Impact of Visual Context on Noisy Multimodal NMT: An Empirical Study for English to Indian Languages
Baban Gain, Dibyanayan Bandyopadhyay, Samrat Mukherjee, Chandranath Adak, Asif Ekbal
TL;DR
The study questions the added value of visual context in high-resource English-to-Indic MT by benchmarking strong unimodal baselines against two multimodal architectures under non-noisy and noisy text. It finds that images are largely redundant with large-scale unimodal pre-training, but provide modest benefits in noisy conditions—especially when using cropped features in low-noise scenarios and full-image features in high-noise contexts. Through probing with random images, CLIP/ViT feature comparisons, and gate analyses, the paper argues that visual context mainly acts as a regularizer rather than supplying meaningful disambiguation. These findings highlight the need for datasets where the image is essential for correct translation and for mechanisms that truly leverage visual semantics in multimodal MT.
Abstract
Neural Machine Translation (NMT) has made remarkable progress using large-scale textual data, but the potential of incorporating multimodal inputs, especially visual information, remains underexplored in high-resource settings. While prior research has focused on using multimodal data in low-resource scenarios, this study examines how image features impact translation when added to a large-scale, pre-trained unimodal NMT system. Surprisingly, the study finds that images might be redundant in this context. Additionally, the research introduces synthetic noise to assess whether images help the model handle textual noise. Multimodal models slightly outperform text-only models in noisy settings, even when random images are used. The study's experiments translate from English to Hindi, Bengali, and Malayalam, significantly outperforming state-of-the-art benchmarks.
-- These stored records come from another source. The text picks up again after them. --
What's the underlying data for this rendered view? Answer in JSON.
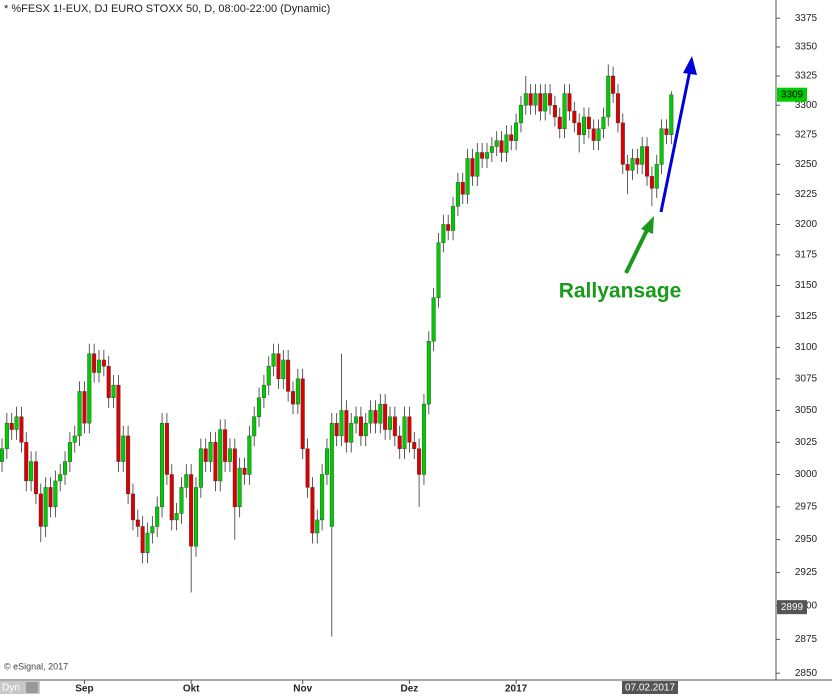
{
  "chart_data": {
    "type": "candlestick",
    "title": "* %FESX 1!-EUX, DJ EURO STOXX 50, D, 08:00-22:00 (Dynamic)",
    "annotation": "Rallyansage",
    "credit": "© eSignal, 2017",
    "corner_label": "Dyn",
    "date_marker": "07.02.2017",
    "last_price": 3309,
    "marker_price": 2899,
    "log_scale": true,
    "up_color": "#00cc00",
    "down_color": "#dd0000",
    "ylim": [
      2845,
      3390
    ],
    "yticks": [
      2850,
      2875,
      2900,
      2925,
      2950,
      2975,
      3000,
      3025,
      3050,
      3075,
      3100,
      3125,
      3150,
      3175,
      3200,
      3225,
      3250,
      3275,
      3300,
      3325,
      3350,
      3375
    ],
    "categories": [
      null,
      null,
      null,
      null,
      null,
      null,
      null,
      null,
      null,
      null,
      null,
      null,
      null,
      null,
      null,
      null,
      null,
      "Sep",
      null,
      null,
      null,
      null,
      null,
      null,
      null,
      null,
      null,
      null,
      null,
      null,
      null,
      null,
      null,
      null,
      null,
      null,
      null,
      null,
      null,
      "Okt",
      null,
      null,
      null,
      null,
      null,
      null,
      null,
      null,
      null,
      null,
      null,
      null,
      null,
      null,
      null,
      null,
      null,
      null,
      null,
      null,
      null,
      null,
      "Nov",
      null,
      null,
      null,
      null,
      null,
      null,
      null,
      null,
      null,
      null,
      null,
      null,
      null,
      null,
      null,
      null,
      null,
      null,
      null,
      null,
      null,
      "Dez",
      null,
      null,
      null,
      null,
      null,
      null,
      null,
      null,
      null,
      null,
      null,
      null,
      null,
      null,
      null,
      null,
      null,
      null,
      null,
      null,
      null,
      "2017",
      null,
      null,
      null,
      null,
      null,
      null,
      null,
      null,
      null,
      null,
      null,
      null,
      null,
      null,
      null,
      null,
      null,
      null,
      null,
      null,
      null,
      null,
      null,
      null,
      null,
      null,
      null,
      null,
      null,
      null,
      null,
      null
    ],
    "open": [
      3010,
      3020,
      3040,
      3035,
      3045,
      3025,
      2995,
      3010,
      2985,
      2960,
      2990,
      2975,
      2995,
      3000,
      3010,
      3025,
      3030,
      3065,
      3040,
      3095,
      3080,
      3090,
      3085,
      3060,
      3070,
      3010,
      3030,
      2985,
      2965,
      2960,
      2940,
      2955,
      2960,
      2975,
      3040,
      3000,
      2965,
      2970,
      2990,
      3000,
      2945,
      2990,
      3020,
      3010,
      3025,
      2995,
      3035,
      3010,
      3020,
      2975,
      3005,
      3000,
      3030,
      3045,
      3060,
      3070,
      3085,
      3095,
      3075,
      3090,
      3065,
      3055,
      3075,
      3020,
      2990,
      2955,
      2965,
      3000,
      2960,
      3040,
      3030,
      3050,
      3025,
      3040,
      3045,
      3030,
      3040,
      3050,
      3040,
      3055,
      3035,
      3045,
      3030,
      3020,
      3045,
      3025,
      3020,
      3000,
      3055,
      3105,
      3140,
      3185,
      3200,
      3195,
      3215,
      3235,
      3225,
      3255,
      3240,
      3260,
      3255,
      3260,
      3265,
      3270,
      3260,
      3275,
      3270,
      3285,
      3300,
      3310,
      3300,
      3310,
      3295,
      3310,
      3300,
      3290,
      3280,
      3310,
      3295,
      3285,
      3275,
      3290,
      3280,
      3270,
      3280,
      3290,
      3325,
      3310,
      3285,
      3250,
      3245,
      3255,
      3250,
      3265,
      3240,
      3230,
      3250,
      3280,
      3275
    ],
    "high": [
      3028,
      3048,
      3048,
      3053,
      3053,
      3033,
      3018,
      3018,
      2993,
      2998,
      2998,
      3003,
      3008,
      3018,
      3033,
      3038,
      3073,
      3073,
      3103,
      3103,
      3098,
      3098,
      3093,
      3078,
      3078,
      3038,
      3038,
      2993,
      2973,
      2968,
      2963,
      2968,
      2983,
      3048,
      3048,
      3008,
      2978,
      2998,
      3008,
      3008,
      2998,
      3028,
      3028,
      3033,
      3033,
      3043,
      3043,
      3028,
      3028,
      3013,
      3013,
      3038,
      3053,
      3068,
      3078,
      3093,
      3103,
      3103,
      3098,
      3098,
      3073,
      3083,
      3083,
      3028,
      2998,
      2973,
      3008,
      3028,
      3048,
      3048,
      3095,
      3058,
      3048,
      3053,
      3053,
      3048,
      3058,
      3058,
      3063,
      3063,
      3053,
      3053,
      3038,
      3053,
      3053,
      3033,
      3028,
      3063,
      3113,
      3148,
      3193,
      3208,
      3208,
      3223,
      3243,
      3243,
      3263,
      3263,
      3268,
      3268,
      3268,
      3273,
      3278,
      3278,
      3283,
      3283,
      3293,
      3308,
      3325,
      3318,
      3318,
      3318,
      3318,
      3318,
      3308,
      3298,
      3318,
      3318,
      3303,
      3293,
      3298,
      3298,
      3288,
      3288,
      3298,
      3335,
      3333,
      3318,
      3293,
      3258,
      3263,
      3263,
      3273,
      3273,
      3248,
      3258,
      3288,
      3288,
      3312
    ],
    "low": [
      3002,
      3012,
      3027,
      3027,
      3017,
      2987,
      2987,
      2977,
      2948,
      2952,
      2967,
      2967,
      2987,
      2992,
      3002,
      3017,
      3022,
      3032,
      3032,
      3072,
      3072,
      3077,
      3052,
      3052,
      3002,
      3002,
      2977,
      2957,
      2952,
      2932,
      2932,
      2947,
      2952,
      2967,
      2992,
      2957,
      2957,
      2962,
      2982,
      2910,
      2937,
      2982,
      3002,
      3002,
      2987,
      2987,
      3002,
      3002,
      2950,
      2967,
      2992,
      2992,
      3022,
      3037,
      3052,
      3062,
      3077,
      3067,
      3067,
      3057,
      3047,
      3047,
      3012,
      2982,
      2947,
      2947,
      2957,
      2992,
      2877,
      3022,
      3022,
      3017,
      3017,
      3032,
      3022,
      3022,
      3032,
      3032,
      3032,
      3027,
      3027,
      3022,
      3012,
      3012,
      3017,
      3012,
      2975,
      2992,
      3047,
      3097,
      3132,
      3177,
      3187,
      3187,
      3207,
      3217,
      3217,
      3232,
      3232,
      3247,
      3247,
      3252,
      3257,
      3252,
      3252,
      3262,
      3262,
      3277,
      3292,
      3292,
      3292,
      3287,
      3287,
      3292,
      3282,
      3272,
      3272,
      3287,
      3277,
      3260,
      3267,
      3272,
      3262,
      3262,
      3272,
      3282,
      3302,
      3277,
      3242,
      3225,
      3237,
      3242,
      3242,
      3232,
      3215,
      3222,
      3242,
      3267,
      3267
    ],
    "close": [
      3020,
      3040,
      3035,
      3045,
      3025,
      2995,
      3010,
      2985,
      2960,
      2990,
      2975,
      2995,
      3000,
      3010,
      3025,
      3030,
      3065,
      3040,
      3095,
      3080,
      3090,
      3085,
      3060,
      3070,
      3010,
      3030,
      2985,
      2965,
      2960,
      2940,
      2955,
      2960,
      2975,
      3040,
      3000,
      2965,
      2970,
      2990,
      3000,
      2945,
      2990,
      3020,
      3010,
      3025,
      2995,
      3035,
      3010,
      3020,
      2975,
      3005,
      3000,
      3030,
      3045,
      3060,
      3070,
      3085,
      3095,
      3075,
      3090,
      3065,
      3055,
      3075,
      3020,
      2990,
      2955,
      2965,
      3000,
      3020,
      3040,
      3030,
      3050,
      3025,
      3040,
      3045,
      3030,
      3040,
      3050,
      3040,
      3055,
      3035,
      3045,
      3030,
      3020,
      3045,
      3025,
      3020,
      3000,
      3055,
      3105,
      3140,
      3185,
      3200,
      3195,
      3215,
      3235,
      3225,
      3255,
      3240,
      3260,
      3255,
      3260,
      3265,
      3270,
      3260,
      3275,
      3270,
      3285,
      3300,
      3310,
      3300,
      3310,
      3295,
      3310,
      3300,
      3290,
      3280,
      3310,
      3295,
      3285,
      3275,
      3290,
      3280,
      3270,
      3280,
      3290,
      3325,
      3310,
      3285,
      3250,
      3245,
      3255,
      3250,
      3265,
      3240,
      3230,
      3250,
      3280,
      3275,
      3309
    ]
  }
}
Interestingly, the effect of visual context varies with the level of source text noise: no visual context works best for non-noisy translations, cropped image features are optimal for low noise, and full image features perform better in high-noise scenarios. This sheds light on the role of visual context, especially in noisy settings, and opens up a new research direction for Noisy Neural Machine Translation in multimodal setups. The research emphasizes the importance of combining visual and textual information to improve translation across various environments. Our code is publicly available at https://github.com/babangain/indicMMT.